Particle Model Methods for Stress Analysis of Soil (I)

On Static Particle Model System and Numerical Analysis

Abstract

The purpose of this study is to develop the method for stress analysis of the material as soil, by which we are able to previously calculate the performance for traction or cultivation of field machinery.
This paper introduces the static particle model system defined by 5 conditions, which is one of the idealizations of microscopic mechanical structure of the material as soil.
The numerical method for stress analysis of this model system is developed. This method is in the category of Finite Element Method, if FEM is interpreted in a broad sense. However, it has the following advantages in comparison to the FEM in a narrow sense.
(a) This method is easily applied to the problems including material non-linearity, geometrical noninearity, or plasticity.
(b) It is easily applied to the problems generating cracks.

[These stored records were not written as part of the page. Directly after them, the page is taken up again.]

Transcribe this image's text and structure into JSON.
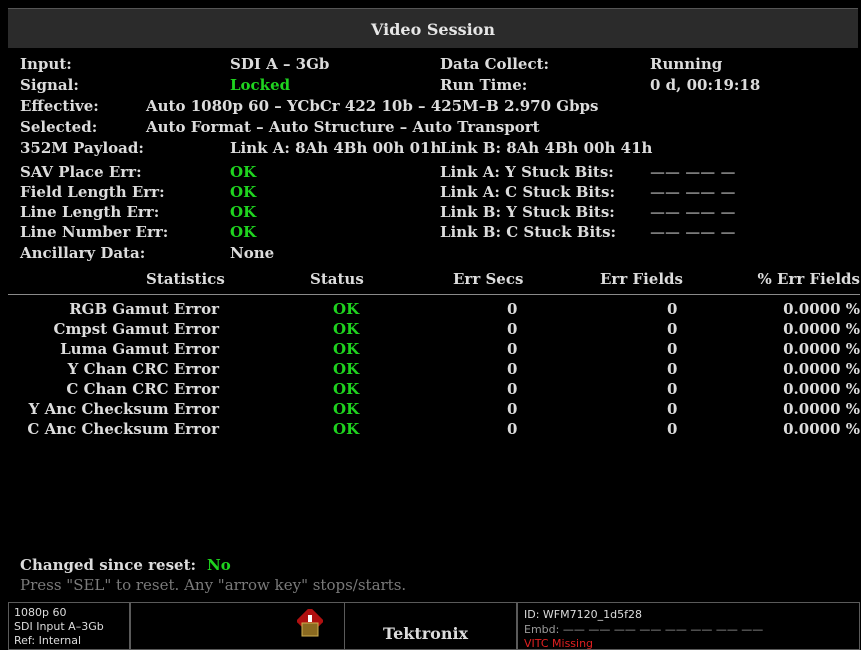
{
  "title": "Video Session",
  "info": {
    "input_label": "Input:",
    "input_value": "SDI A – 3Gb",
    "data_collect_label": "Data Collect:",
    "data_collect_value": "Running",
    "signal_label": "Signal:",
    "signal_value": "Locked",
    "run_time_label": "Run Time:",
    "run_time_value": "0 d, 00:19:18",
    "effective_label": "Effective:",
    "effective_value": "Auto 1080p 60 – YCbCr 422 10b – 425M–B 2.970 Gbps",
    "selected_label": "Selected:",
    "selected_value": "Auto Format – Auto Structure – Auto Transport",
    "payload_label": "352M Payload:",
    "payload_link_a": "Link A: 8Ah 4Bh 00h 01h",
    "payload_link_b": "Link B: 8Ah 4Bh 00h 41h"
  },
  "errors": [
    {
      "label": "SAV Place Err:",
      "value": "OK",
      "stuck_label": "Link A: Y Stuck Bits:",
      "stuck_value": "—— —— —"
    },
    {
      "label": "Field Length Err:",
      "value": "OK",
      "stuck_label": "Link A: C Stuck Bits:",
      "stuck_value": "—— —— —"
    },
    {
      "label": "Line Length Err:",
      "value": "OK",
      "stuck_label": "Link B: Y Stuck Bits:",
      "stuck_value": "—— —— —"
    },
    {
      "label": "Line Number Err:",
      "value": "OK",
      "stuck_label": "Link B: C Stuck Bits:",
      "stuck_value": "—— —— —"
    }
  ],
  "ancillary": {
    "label": "Ancillary Data:",
    "value": "None"
  },
  "table": {
    "headers": [
      "Statistics",
      "Status",
      "Err Secs",
      "Err Fields",
      "% Err Fields"
    ],
    "rows": [
      {
        "name": "RGB Gamut Error",
        "status": "OK",
        "err_secs": "0",
        "err_fields": "0",
        "pct": "0.0000 %"
      },
      {
        "name": "Cmpst Gamut Error",
        "status": "OK",
        "err_secs": "0",
        "err_fields": "0",
        "pct": "0.0000 %"
      },
      {
        "name": "Luma Gamut Error",
        "status": "OK",
        "err_secs": "0",
        "err_fields": "0",
        "pct": "0.0000 %"
      },
      {
        "name": "Y Chan CRC Error",
        "status": "OK",
        "err_secs": "0",
        "err_fields": "0",
        "pct": "0.0000 %"
      },
      {
        "name": "C Chan CRC Error",
        "status": "OK",
        "err_secs": "0",
        "err_fields": "0",
        "pct": "0.0000 %"
      },
      {
        "name": "Y Anc Checksum Error",
        "status": "OK",
        "err_secs": "0",
        "err_fields": "0",
        "pct": "0.0000 %"
      },
      {
        "name": "C Anc Checksum Error",
        "status": "OK",
        "err_secs": "0",
        "err_fields": "0",
        "pct": "0.0000 %"
      }
    ]
  },
  "footer": {
    "changed_label": "Changed since reset:",
    "changed_value": "No",
    "hint": "Press \"SEL\" to reset.  Any \"arrow key\" stops/starts."
  },
  "statusbar": {
    "format": "1080p 60",
    "input": "SDI Input A–3Gb",
    "ref": "Ref: Internal",
    "brand": "Tektronix",
    "id": "ID: WFM7120_1d5f28",
    "embd": "Embd: —— —— —— —— —— —— —— ——",
    "vitc": "VITC  Missing",
    "icons": {
      "alarm": "warning-icon"
    }
  },
  "colors": {
    "ok": "#1fd31f",
    "missing": "#e02020",
    "background": "#000000"
  }
}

(c) It is easily applicable, by easy extension, to the dynamic pobleme including (a) and (b).
Alternatively, this method has a weak point that it is difficult to know the correspondence of model system to a real system. This system is nonlinear and non-conservative, therefore we can hardly find the correspondence analytically. We must rely on numerical evidences to find the model to real correspondence.

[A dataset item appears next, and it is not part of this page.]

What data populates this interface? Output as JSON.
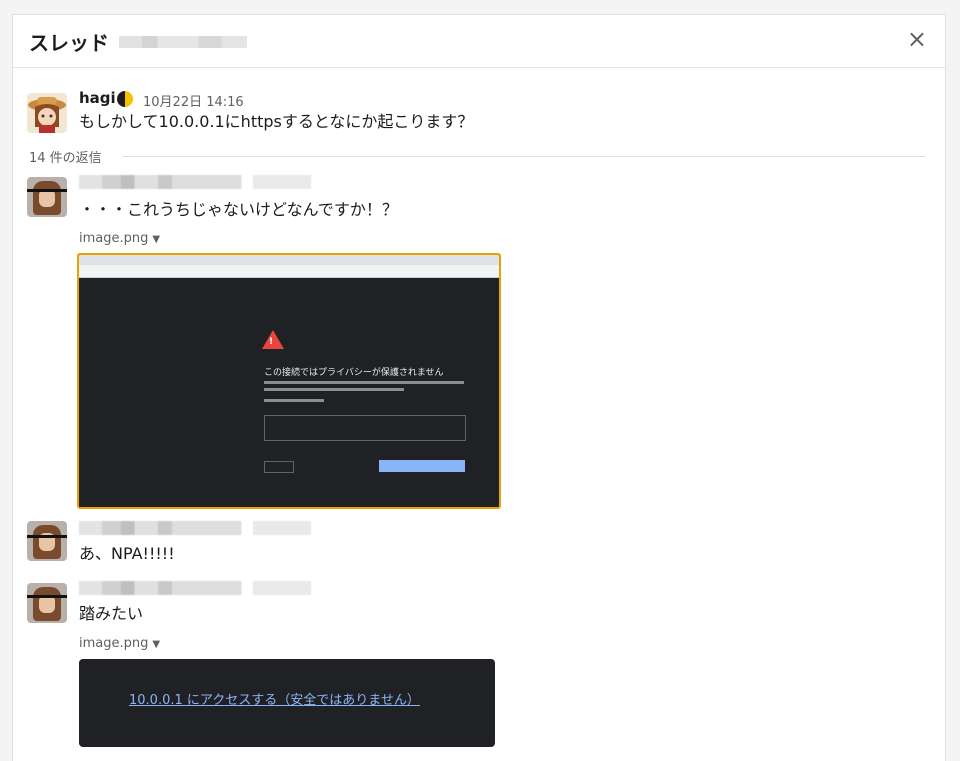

A numerical evidence equivalent to a uniaxial compression test is tried in this paper. The model used has simple and regular arrangement of particles as shown in Fig. 4. Consequently, the following results are obtained in the macroscopic mechanical character of the model system.
(1) Several yielding points are found on the curve of axial force vs. axial strain.
(2) A hysteresis phenomenon appears on the curve.
From these results, it can be estimated that the relationship of axial force vs. axial strain as in Fig. 8. is obtained, if the system contains many enough particles, and the values of C_i are scattered.